Last month, President Obama announced the $215M Precision Medicine Initiative (PMI). We now have specifics, or at least a detailed outline, of what the PMI will encompass. Of course the final numbers await Congressional input and approval, but a plan is in motion.
In the weeks following the announcement, a predictable chorus of critics has unloaded predictions or cast aspersions. Some pundits oppose Big Science on principle. Ancipating resistance of this kind, the President and others have touted an economic analysis of the Human Genome Project showing healthy return on investment, though there's debate about the exact multiplier effect. More well informed critics point out that there's nothing new about the concept of precision medicine, which many have been calling by another name, personalized medicine, and before that term was in vogue, individualized medicine. (Before 1980, presumably it was simply called medicine). The less well informed critics trotted out anachronistic talking points about the limits of genomics, or point out that previous hype has gone unfulfilled while ignoring recent paradigm-shifting advances, like the cystic fibrosis drug Kalydeco.

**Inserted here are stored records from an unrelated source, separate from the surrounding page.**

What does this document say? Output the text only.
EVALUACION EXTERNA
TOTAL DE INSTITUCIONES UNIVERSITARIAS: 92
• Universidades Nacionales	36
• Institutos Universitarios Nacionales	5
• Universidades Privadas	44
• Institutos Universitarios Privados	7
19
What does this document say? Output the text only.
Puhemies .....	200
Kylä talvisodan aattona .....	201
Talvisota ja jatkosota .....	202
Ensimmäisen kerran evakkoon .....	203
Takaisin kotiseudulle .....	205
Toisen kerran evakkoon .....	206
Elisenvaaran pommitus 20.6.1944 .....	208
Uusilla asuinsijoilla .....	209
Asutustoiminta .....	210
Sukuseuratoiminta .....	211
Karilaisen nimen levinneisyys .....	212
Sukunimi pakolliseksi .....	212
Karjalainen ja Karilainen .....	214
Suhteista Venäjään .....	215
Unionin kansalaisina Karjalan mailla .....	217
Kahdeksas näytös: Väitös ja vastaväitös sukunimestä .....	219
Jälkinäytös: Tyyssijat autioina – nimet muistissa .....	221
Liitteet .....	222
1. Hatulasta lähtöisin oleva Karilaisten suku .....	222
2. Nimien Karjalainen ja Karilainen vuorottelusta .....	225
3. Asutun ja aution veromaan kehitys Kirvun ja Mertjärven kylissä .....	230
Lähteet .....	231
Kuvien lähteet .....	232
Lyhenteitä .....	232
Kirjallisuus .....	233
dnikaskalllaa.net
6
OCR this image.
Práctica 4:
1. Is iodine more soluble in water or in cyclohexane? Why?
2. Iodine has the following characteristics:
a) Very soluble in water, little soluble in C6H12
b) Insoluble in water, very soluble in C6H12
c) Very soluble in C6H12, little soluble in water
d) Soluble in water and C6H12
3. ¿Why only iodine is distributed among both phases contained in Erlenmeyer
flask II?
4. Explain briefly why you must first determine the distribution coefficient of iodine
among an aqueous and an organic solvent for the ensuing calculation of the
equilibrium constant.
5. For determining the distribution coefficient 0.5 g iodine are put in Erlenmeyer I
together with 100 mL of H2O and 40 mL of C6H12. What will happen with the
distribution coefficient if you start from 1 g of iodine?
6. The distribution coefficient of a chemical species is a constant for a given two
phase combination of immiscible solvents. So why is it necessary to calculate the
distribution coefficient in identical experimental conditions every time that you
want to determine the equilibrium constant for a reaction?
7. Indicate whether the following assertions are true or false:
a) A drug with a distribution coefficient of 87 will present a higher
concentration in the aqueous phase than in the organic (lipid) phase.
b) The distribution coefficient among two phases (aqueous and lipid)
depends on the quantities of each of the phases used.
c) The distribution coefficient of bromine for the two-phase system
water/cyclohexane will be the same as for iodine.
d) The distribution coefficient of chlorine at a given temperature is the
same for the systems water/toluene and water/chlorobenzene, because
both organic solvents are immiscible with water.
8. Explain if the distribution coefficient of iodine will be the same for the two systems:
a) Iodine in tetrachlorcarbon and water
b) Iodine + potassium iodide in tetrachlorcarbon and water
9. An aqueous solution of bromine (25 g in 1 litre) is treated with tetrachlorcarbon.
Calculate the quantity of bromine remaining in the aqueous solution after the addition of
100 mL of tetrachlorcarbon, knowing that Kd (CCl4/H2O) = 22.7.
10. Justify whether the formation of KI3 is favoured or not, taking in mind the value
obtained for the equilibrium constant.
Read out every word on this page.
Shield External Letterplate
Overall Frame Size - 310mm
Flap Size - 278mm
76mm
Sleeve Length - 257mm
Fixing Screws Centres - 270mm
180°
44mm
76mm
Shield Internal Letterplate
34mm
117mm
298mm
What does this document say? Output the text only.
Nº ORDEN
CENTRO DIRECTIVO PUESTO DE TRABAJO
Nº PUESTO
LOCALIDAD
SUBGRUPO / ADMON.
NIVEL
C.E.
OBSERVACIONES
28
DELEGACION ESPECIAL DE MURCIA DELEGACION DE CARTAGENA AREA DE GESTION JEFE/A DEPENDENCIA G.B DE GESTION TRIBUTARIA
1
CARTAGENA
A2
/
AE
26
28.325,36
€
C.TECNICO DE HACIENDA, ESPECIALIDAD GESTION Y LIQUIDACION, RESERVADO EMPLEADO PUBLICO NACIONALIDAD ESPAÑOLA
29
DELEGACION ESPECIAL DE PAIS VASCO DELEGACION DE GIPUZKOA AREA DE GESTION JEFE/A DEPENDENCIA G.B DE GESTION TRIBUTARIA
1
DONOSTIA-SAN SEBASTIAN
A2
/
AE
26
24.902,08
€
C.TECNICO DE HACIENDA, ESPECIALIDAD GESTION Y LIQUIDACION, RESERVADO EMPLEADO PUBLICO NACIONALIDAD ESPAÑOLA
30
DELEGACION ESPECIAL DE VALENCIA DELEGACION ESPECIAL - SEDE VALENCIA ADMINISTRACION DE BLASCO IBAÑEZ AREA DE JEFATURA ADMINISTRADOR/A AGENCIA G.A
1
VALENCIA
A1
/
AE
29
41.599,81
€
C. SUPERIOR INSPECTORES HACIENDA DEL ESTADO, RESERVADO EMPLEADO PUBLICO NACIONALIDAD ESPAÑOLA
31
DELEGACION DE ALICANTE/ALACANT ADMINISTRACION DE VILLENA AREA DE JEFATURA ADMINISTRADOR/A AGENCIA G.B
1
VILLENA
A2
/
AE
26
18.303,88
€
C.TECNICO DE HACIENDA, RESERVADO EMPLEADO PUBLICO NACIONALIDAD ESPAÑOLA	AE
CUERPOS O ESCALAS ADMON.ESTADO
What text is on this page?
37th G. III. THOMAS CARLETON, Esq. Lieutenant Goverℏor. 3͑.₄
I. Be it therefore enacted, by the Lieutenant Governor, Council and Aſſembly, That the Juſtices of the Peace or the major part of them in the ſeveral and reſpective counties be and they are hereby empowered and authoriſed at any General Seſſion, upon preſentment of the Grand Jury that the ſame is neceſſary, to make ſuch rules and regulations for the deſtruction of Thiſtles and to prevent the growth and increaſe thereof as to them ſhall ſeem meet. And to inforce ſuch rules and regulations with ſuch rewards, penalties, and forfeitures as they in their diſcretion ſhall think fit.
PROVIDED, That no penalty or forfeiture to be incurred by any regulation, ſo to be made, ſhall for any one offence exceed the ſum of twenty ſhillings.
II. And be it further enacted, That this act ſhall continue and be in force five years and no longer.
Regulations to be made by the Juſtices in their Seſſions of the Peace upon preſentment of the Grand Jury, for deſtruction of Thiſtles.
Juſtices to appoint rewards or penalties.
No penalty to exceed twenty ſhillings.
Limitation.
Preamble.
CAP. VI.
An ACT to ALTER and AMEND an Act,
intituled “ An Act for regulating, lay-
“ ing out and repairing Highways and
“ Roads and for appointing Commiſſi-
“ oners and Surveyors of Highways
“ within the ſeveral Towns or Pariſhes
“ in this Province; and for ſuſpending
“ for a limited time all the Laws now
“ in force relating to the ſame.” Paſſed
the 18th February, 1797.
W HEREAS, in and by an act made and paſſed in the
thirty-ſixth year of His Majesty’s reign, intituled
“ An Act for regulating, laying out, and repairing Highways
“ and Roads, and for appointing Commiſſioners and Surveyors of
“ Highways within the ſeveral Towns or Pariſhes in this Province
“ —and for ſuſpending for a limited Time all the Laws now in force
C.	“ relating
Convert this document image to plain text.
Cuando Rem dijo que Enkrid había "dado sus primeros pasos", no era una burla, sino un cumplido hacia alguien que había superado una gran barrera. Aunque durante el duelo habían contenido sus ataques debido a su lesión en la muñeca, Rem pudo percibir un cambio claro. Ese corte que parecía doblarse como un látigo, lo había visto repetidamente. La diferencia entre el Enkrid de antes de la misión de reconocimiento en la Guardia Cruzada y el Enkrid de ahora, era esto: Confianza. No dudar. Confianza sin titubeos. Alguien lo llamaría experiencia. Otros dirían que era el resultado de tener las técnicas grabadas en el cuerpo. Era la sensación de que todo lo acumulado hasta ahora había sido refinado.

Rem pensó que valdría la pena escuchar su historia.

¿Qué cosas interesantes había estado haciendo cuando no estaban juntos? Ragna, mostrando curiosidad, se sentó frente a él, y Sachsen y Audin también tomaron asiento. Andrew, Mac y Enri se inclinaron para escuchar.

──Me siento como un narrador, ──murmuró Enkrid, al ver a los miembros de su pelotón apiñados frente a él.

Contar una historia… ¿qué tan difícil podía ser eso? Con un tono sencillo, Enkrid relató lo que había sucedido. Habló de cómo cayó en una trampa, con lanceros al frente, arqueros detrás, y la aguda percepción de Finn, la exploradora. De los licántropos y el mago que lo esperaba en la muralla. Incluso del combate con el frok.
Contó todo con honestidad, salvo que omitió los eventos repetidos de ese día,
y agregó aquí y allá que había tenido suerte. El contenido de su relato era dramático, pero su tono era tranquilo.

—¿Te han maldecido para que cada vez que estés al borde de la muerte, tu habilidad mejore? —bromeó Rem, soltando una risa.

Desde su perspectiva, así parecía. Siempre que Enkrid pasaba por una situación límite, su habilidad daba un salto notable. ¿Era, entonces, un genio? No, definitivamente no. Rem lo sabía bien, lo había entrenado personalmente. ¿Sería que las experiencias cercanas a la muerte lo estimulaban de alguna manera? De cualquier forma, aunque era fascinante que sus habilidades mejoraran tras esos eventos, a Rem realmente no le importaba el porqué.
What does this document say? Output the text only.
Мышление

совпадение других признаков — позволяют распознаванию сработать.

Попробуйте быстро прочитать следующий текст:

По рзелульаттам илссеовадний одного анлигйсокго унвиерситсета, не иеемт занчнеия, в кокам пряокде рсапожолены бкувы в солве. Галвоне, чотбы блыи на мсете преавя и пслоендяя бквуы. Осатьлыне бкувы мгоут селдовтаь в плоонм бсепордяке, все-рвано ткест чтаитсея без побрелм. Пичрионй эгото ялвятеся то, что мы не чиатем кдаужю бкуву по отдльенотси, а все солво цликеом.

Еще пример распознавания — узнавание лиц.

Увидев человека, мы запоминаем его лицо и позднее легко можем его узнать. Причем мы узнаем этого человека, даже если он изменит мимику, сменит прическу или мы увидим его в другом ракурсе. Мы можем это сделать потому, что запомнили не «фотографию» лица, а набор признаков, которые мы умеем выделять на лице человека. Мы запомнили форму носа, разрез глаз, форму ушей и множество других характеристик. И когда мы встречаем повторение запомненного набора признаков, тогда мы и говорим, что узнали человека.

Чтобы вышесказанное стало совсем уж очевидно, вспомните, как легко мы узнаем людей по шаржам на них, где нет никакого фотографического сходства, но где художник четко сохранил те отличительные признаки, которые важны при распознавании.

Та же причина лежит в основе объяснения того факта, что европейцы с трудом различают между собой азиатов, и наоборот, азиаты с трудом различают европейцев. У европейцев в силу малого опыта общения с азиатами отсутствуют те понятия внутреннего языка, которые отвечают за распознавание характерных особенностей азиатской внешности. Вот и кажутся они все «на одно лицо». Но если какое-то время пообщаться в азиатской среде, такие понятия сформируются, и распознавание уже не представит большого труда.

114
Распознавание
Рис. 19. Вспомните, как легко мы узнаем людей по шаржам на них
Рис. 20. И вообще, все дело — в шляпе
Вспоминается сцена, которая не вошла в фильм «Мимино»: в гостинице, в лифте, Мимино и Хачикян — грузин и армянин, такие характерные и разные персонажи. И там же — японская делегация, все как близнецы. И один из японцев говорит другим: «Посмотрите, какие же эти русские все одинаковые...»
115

Boosters of the PMI concentrate most of their approbation for the $130M going toward building a one million volunteer registry, the beta version of a digital health commons, as John Wilbanks calls it. As NIH Director Francis Collins made the case in NEJM, oncology is low hanging fruit and the logical place to roll out the PMI. You can make the argument that there would be no Kalydeco without Gleevec, the first of the so-called targeted therapies. Standardizing patient data, making consent portable, and bringing genetic stratification to clinical trial design are praiseworthy investments with the potential for far-reaching effects. And let's not forget that FDA will get $10M and prerogative to handle the growing volume of direct-to-consumer genetic tests.
What do I think? For the most part, I support the PMI, though it would have been nice to see the basic science aspects of the initiative trumpeted more. Especially since we're in a funding climate that is increasingly hostile or indifferent to open-ended, curiosity-driven research. My only complaint is that the plan is too focused on oncology, which is doing quite well on its own thanks to private investment. For example, the $70M going to cancer is a drop in the bucket compared to bucket loads of cash flowing into cancer immunotherapy and other new approaches.
Could the private sector achieve the goals of the PMI? Sure. Personal genomics company 23andMe already has a genotype+phenotype database with close to 1M participants. But anyone who's been following their story knows they've had a helluva time. So the private sector can build a digital health commons and can run smarter clinical trials, too. But can the private sector guarantee ethnic and socioeconomic balance within the dataset, and voluntarily adhere to precompetitive openness? I think of the PMI's 1M volunteer registy as a public option, keeping the private sector's efforts honest.
One place I thought the PMI rollout fell short was in the area of rare diseases, but I'm probably just being impatient. The later stages of the PMI will certainly address rare diseases like cystic fibrosis, which received such a vigorous shout-out in the unveiling of the PMI. In the meantime, you and I can add our voices to the discussion.